J’ai été envoyée spéciale pour la paix au Soudan de 2002 à 2006. En 2004, au plus fort de la crise au Darfour, je me suis rendue dans de nombreux camps de réfugiés et j’ai pu constater de mes propres yeux les réalités de plus en plus terribles que vivent les femmes et les filles de la région, dont beaucoup étaient victimes de violences sexuelles.

Pire encore, ces femmes et ces filles étaient battues et violées par les soldats de leur propre gouvernement.

Je me souviens encore très bien d’une journée en particulier au cours de laquelle, alors que j’étais dans un camp de réfugiés à Nyala, une jeune fille est arrivée au camp, où on l’avait emmenée à l’aide d’une brouette. Elle avait été violée et sauvagement battue pendant qu’elle ramassait du bois de chauffage, ce qui constitue une tâche habituelle pour les jeunes filles.

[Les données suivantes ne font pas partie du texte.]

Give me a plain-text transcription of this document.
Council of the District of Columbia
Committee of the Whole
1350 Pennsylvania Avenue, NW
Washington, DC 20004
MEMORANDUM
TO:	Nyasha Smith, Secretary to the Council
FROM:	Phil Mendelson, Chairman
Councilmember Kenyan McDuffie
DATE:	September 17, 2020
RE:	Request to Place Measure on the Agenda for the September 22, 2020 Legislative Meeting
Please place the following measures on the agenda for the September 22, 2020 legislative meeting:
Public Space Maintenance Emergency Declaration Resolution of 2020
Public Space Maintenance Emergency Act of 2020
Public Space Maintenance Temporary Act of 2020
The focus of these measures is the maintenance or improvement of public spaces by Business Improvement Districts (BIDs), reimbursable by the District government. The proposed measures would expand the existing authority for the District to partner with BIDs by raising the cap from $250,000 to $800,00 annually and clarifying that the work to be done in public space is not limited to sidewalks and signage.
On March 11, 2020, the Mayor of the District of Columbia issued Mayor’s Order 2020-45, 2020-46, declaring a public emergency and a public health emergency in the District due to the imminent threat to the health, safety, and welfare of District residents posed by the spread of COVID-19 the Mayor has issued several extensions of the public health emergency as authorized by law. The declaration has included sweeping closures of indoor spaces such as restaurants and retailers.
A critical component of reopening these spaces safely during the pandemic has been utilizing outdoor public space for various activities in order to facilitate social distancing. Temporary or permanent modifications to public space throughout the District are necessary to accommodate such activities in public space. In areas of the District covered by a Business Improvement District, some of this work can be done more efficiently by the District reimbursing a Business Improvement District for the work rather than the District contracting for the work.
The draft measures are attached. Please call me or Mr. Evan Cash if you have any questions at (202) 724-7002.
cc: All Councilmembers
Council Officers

Plus tôt ce jour‑là, j’avais discuté avec le gouverneur de Nyala, et celui-ci avait déclaré qu’il ne croyait pas que la milice du gouvernement viole des femmes et des filles. Quand je lui ai parlé de la jeune fille de 13 ans qui avait été violée et battue, il a finalement reconnu la gravité de la situation et a accepté de réunir les forces armées. À la suite de cette discussion, un nouveau protocole a été mis en place : des membres de la Gendarmerie royale du Canada se sont rendus sur place et ont enseigné aux forces locales des techniques d’enquête adaptées aux dossiers de viol. Ils ont aussi expliqué au personnel des hôpitaux comment faire passer des examens médico-légaux en cas de viol. Ils ont également pris des mesures pour que les jeunes filles soient accompagnées de personnel de sécurité lorsqu’elles allaient chercher du bois de chauffage; toutefois, cela s’est rarement avéré le cas.

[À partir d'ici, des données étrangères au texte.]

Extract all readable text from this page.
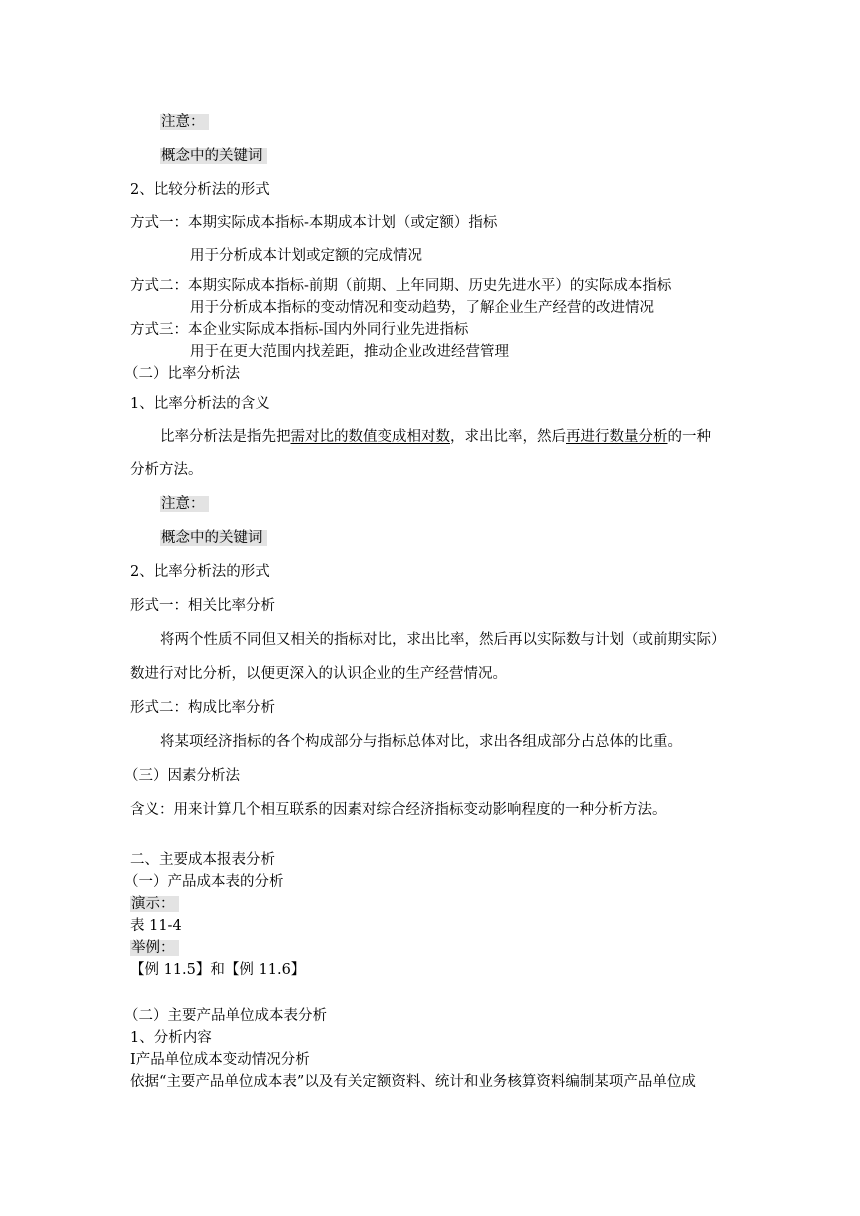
注意：
概念中的关键词
2、比较分析法的形式
方式一：本期实际成本指标-本期成本计划（或定额）指标
用于分析成本计划或定额的完成情况
方式二：本期实际成本指标-前期（前期、上年同期、历史先进水平）的实际成本指标
用于分析成本指标的变动情况和变动趋势，了解企业生产经营的改进情况
方式三：本企业实际成本指标-国内外同行业先进指标
用于在更大范围内找差距，推动企业改进经营管理
（二）比率分析法
1、比率分析法的含义
比率分析法是指先把需对比的数值变成相对数，求出比率，然后再进行数量分析的一种
分析方法。
注意：
概念中的关键词
2、比率分析法的形式
形式一：相关比率分析
将两个性质不同但又相关的指标对比，求出比率，然后再以实际数与计划（或前期实际）
数进行对比分析，以便更深入的认识企业的生产经营情况。
形式二：构成比率分析
将某项经济指标的各个构成部分与指标总体对比，求出各组成部分占总体的比重。
（三）因素分析法
含义：用来计算几个相互联系的因素对综合经济指标变动影响程度的一种分析方法。
二、主要成本报表分析
（一）产品成本表的分析
演示：
表 11-4
举例：
【例 11.5】和【例 11.6】
（二）主要产品单位成本表分析
1、分析内容
Ⅰ产品单位成本变动情况分析
依据“主要产品单位成本表”以及有关定额资料、统计和业务核算资料编制某项产品单位成
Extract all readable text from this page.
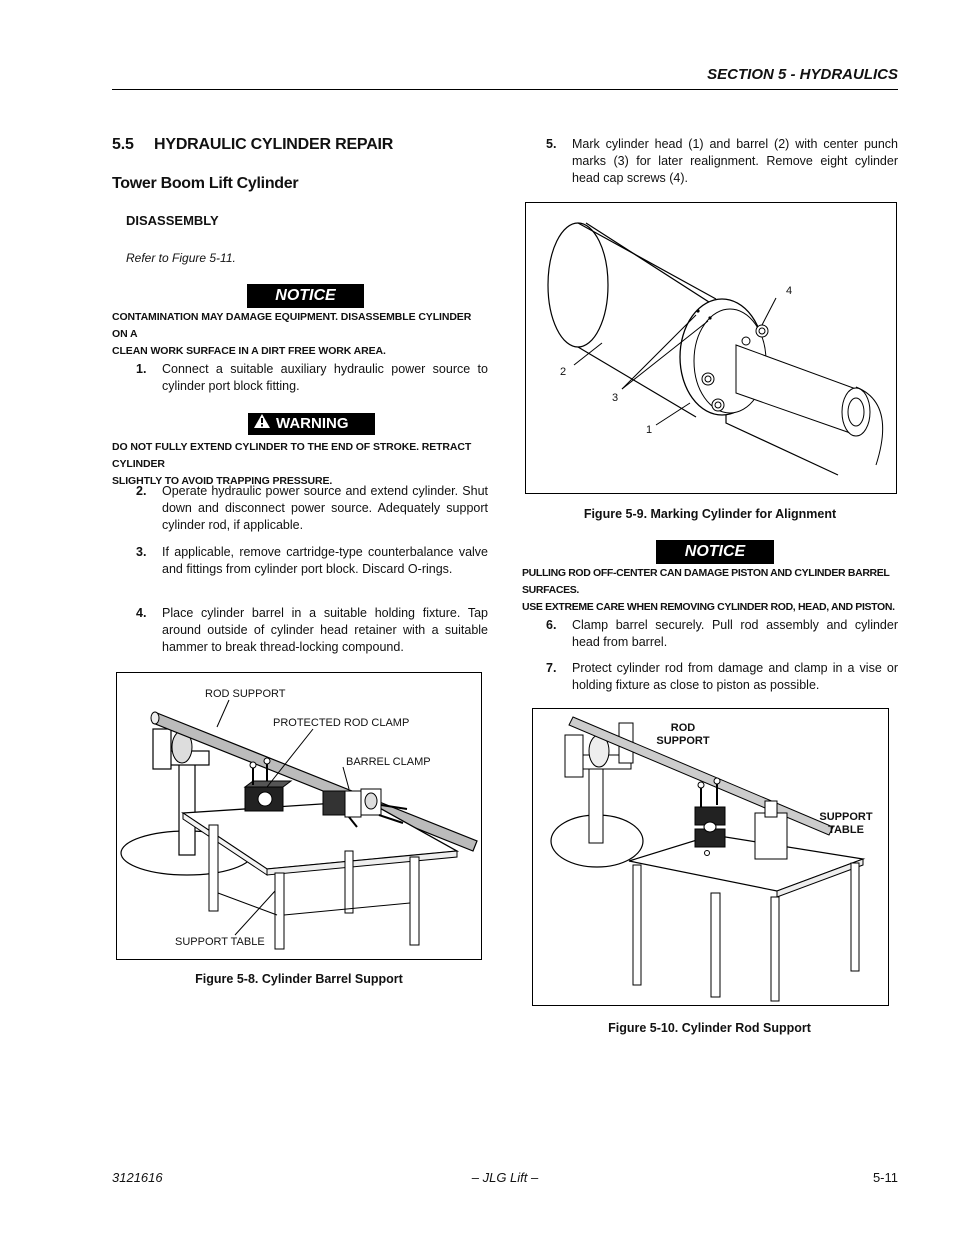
SECTION 5 - HYDRAULICS
5.5 HYDRAULIC CYLINDER REPAIR
Tower Boom Lift Cylinder
DISASSEMBLY
Refer to Figure 5-11.
NOTICE
CONTAMINATION MAY DAMAGE EQUIPMENT. DISASSEMBLE CYLINDER ON A
CLEAN WORK SURFACE IN A DIRT FREE WORK AREA.
1. Connect a suitable auxiliary hydraulic power source to cylinder port block fitting.
WARNING
DO NOT FULLY EXTEND CYLINDER TO THE END OF STROKE. RETRACT CYLINDER
SLIGHTLY TO AVOID TRAPPING PRESSURE.
2. Operate hydraulic power source and extend cylinder. Shut down and disconnect power source. Adequately support cylinder rod, if applicable.
3. If applicable, remove cartridge-type counterbalance valve and fittings from cylinder port block. Discard O-rings.
4. Place cylinder barrel in a suitable holding fixture. Tap around outside of cylinder head retainer with a suitable hammer to break thread-locking compound.
ROD SUPPORT
PROTECTED ROD CLAMP
BARREL CLAMP
SUPPORT TABLE
Figure 5-8. Cylinder Barrel Support
5. Mark cylinder head (1) and barrel (2) with center punch marks (3) for later realignment. Remove eight cylinder head cap screws (4).
4
2
3
1
Figure 5-9. Marking Cylinder for Alignment
NOTICE
PULLING ROD OFF-CENTER CAN DAMAGE PISTON AND CYLINDER BARREL SURFACES.
USE EXTREME CARE WHEN REMOVING CYLINDER ROD, HEAD, AND PISTON.
6. Clamp barrel securely. Pull rod assembly and cylinder head from barrel.
7. Protect cylinder rod from damage and clamp in a vise or holding fixture as close to piston as possible.
ROD
SUPPORT
SUPPORT
TABLE
Figure 5-10. Cylinder Rod Support
3121616	– JLG Lift –	5-11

La preuve que les violences fondées sur le sexe dirigées contre les femmes et les filles au Darfour étaient horribles n’est plus à faire. Quand je parlais avec des mères dont les jeunes filles avaient été violées, les mots me manquaient. Que peut-on dire à la mère d’une jeune fille qui a été la cible d’un viol collectif et d’une violation de ses droits? Comment peut-on trouver les mots pour apaiser une telle douleur?

Les femmes du Soudan travaillent extrêmement fort et elles mènent un grand nombre de campagnes pour faire modifier les lois sur le viol.

En 2009, le Salmmah Women’s Resource Centre et d’autres groupes de femmes activistes ont fait campagne afin de faire changer les lois du pays à cet égard. Comme le Code criminel de 1991, fondé sur la charia, considérait que le viol était une relation sexuelle hors mariage, il était difficile d’intenter des poursuites criminelles contre ce crime.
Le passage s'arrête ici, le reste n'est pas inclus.